Speaking in Dar es Salaam yesterday when opening the three-day Health Supply Chain Summit 2019, deputy minister for Health, Community Development, Gender Elderly and Children Dr Faustine Ndugulile said the government is now engaging stakeholders to mobilize resources to improve such a system.
This year’s summit is themed “Future of Tanzania Health Supply Chain Performance; Driven by Data and Innovations.
Dr Ndugulile said that in Tanzania, the supply chain landscape is characterized by a number of government and non-governmental partners working to designs, oversee and implement various components to improve the medical commodities supply chain.
He noted that quality data in supply chain management is key to ensuring that medical commodities are available in health centres on time.
He underscored the need for stakeholders to work together as a team to support the government’s agenda which include improving data collection and analysis in health supply chain management.
“It is high time we work together to ensure that we improve data, capacitate our departments from national to lower level to be able to predict the actual needs of essential medicines…We need to ensure that all relevant systems are well linked to communicate for better supply of the health commodities. This has remained challenge to most of our health centres,” he said.
Dr Ndugulile further said that the government has been putting more emphasis on financing of the health sector on both accessibility and health delivery to the people.
“We have improve the Medical Stores Department (MSD) by ensuring that we provide it with all key need such as transport to make sure that medical commodities reach health facilities on time fior better provision of health services,” he said
For her part, United Nations Population Fund (UNFPA) Country Representative, Jacqueline Mahon said also hinted on the importance of strengthening collaborations and partnerships towards having an improved health supply chain management in the country for sustainable development.
She noted that a stronger health supply chain will contribute to a stronger health care delivery system which in turn contributes to the well-being of the population and hence more productivity, less medical expenses and eventually better environment for development.

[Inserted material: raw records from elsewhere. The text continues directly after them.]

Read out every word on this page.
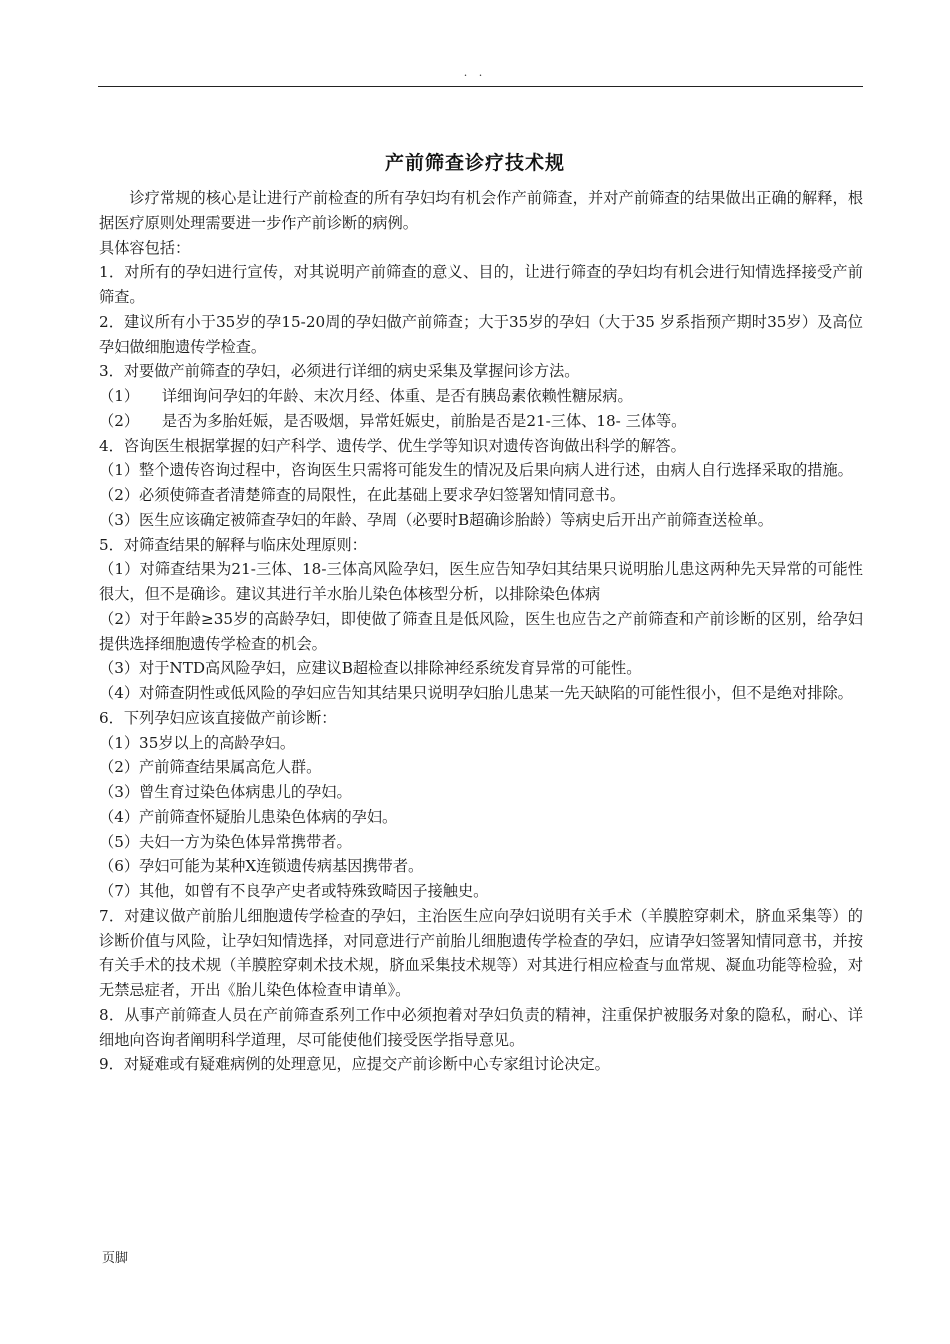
. .
产前筛查诊疗技术规

诊疗常规的核心是让进行产前检查的所有孕妇均有机会作产前筛查，并对产前筛查的结果做出正确的解释，根据医疗原则处理需要进一步作产前诊断的病例。

具体容包括：

1．对所有的孕妇进行宣传，对其说明产前筛查的意义、目的，让进行筛查的孕妇均有机会进行知情选择接受产前筛查。

2．建议所有小于35岁的孕15-20周的孕妇做产前筛查；大于35岁的孕妇（大于35 岁系指预产期时35岁）及高位孕妇做细胞遗传学检查。

3．对要做产前筛查的孕妇，必须进行详细的病史采集及掌握问诊方法。

（1）　　详细询问孕妇的年龄、末次月经、体重、是否有胰岛素依赖性糖尿病。

（2）　　是否为多胎妊娠，是否吸烟，异常妊娠史，前胎是否是21-三体、18- 三体等。

4．咨询医生根据掌握的妇产科学、遗传学、优生学等知识对遗传咨询做出科学的解答。

（1）整个遗传咨询过程中，咨询医生只需将可能发生的情况及后果向病人进行述，由病人自行选择采取的措施。

（2）必须使筛查者清楚筛查的局限性，在此基础上要求孕妇签署知情同意书。

（3）医生应该确定被筛查孕妇的年龄、孕周（必要时B超确诊胎龄）等病史后开出产前筛查送检单。

5．对筛查结果的解释与临床处理原则：

（1）对筛查结果为21-三体、18-三体高风险孕妇，医生应告知孕妇其结果只说明胎儿患这两种先天异常的可能性很大，但不是确诊。建议其进行羊水胎儿染色体核型分析，以排除染色体病

（2）对于年龄≥35岁的高龄孕妇，即使做了筛查且是低风险，医生也应告之产前筛查和产前诊断的区别，给孕妇提供选择细胞遗传学检查的机会。

（3）对于NTD高风险孕妇，应建议B超检查以排除神经系统发育异常的可能性。

（4）对筛查阴性或低风险的孕妇应告知其结果只说明孕妇胎儿患某一先天缺陷的可能性很小，但不是绝对排除。

6．下列孕妇应该直接做产前诊断：

（1）35岁以上的高龄孕妇。

（2）产前筛查结果属高危人群。

（3）曾生育过染色体病患儿的孕妇。

（4）产前筛查怀疑胎儿患染色体病的孕妇。

（5）夫妇一方为染色体异常携带者。

（6）孕妇可能为某种X连锁遗传病基因携带者。

（7）其他，如曾有不良孕产史者或特殊致畸因子接触史。

7．对建议做产前胎儿细胞遗传学检查的孕妇，主治医生应向孕妇说明有关手术（羊膜腔穿刺术，脐血采集等）的诊断价值与风险，让孕妇知情选择，对同意进行产前胎儿细胞遗传学检查的孕妇，应请孕妇签署知情同意书，并按有关手术的技术规（羊膜腔穿刺术技术规，脐血采集技术规等）对其进行相应检查与血常规、凝血功能等检验，对无禁忌症者，开出《胎儿染色体检查申请单》。

8．从事产前筛查人员在产前筛查系列工作中必须抱着对孕妇负责的精神，注重保护被服务对象的隐私，耐心、详细地向咨询者阐明科学道理，尽可能使他们接受医学指导意见。

9．对疑难或有疑难病例的处理意见，应提交产前诊断中心专家组讨论决定。

页脚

Government chief pharmacist Daudi Msasi added that the government was finalizing a guideline to ensure that there is good flow and supply of medical commodities in the country.
“We are now focusing more on quality of data, creating strong systems to monitor medical commodities supply chain for better health services,” he added.
Commenced yesterday, the summit will be conducted for three days bringing together over 300 health experts and stakeholders with the aim of seeking best ways of improving health commodities supply chain in the country.
The summit will also look and discuss more on the most notable challenges facing the promotion of data use and innovation in Tanzania and promising opportunities leverage these tools towards improved health supply chain performance.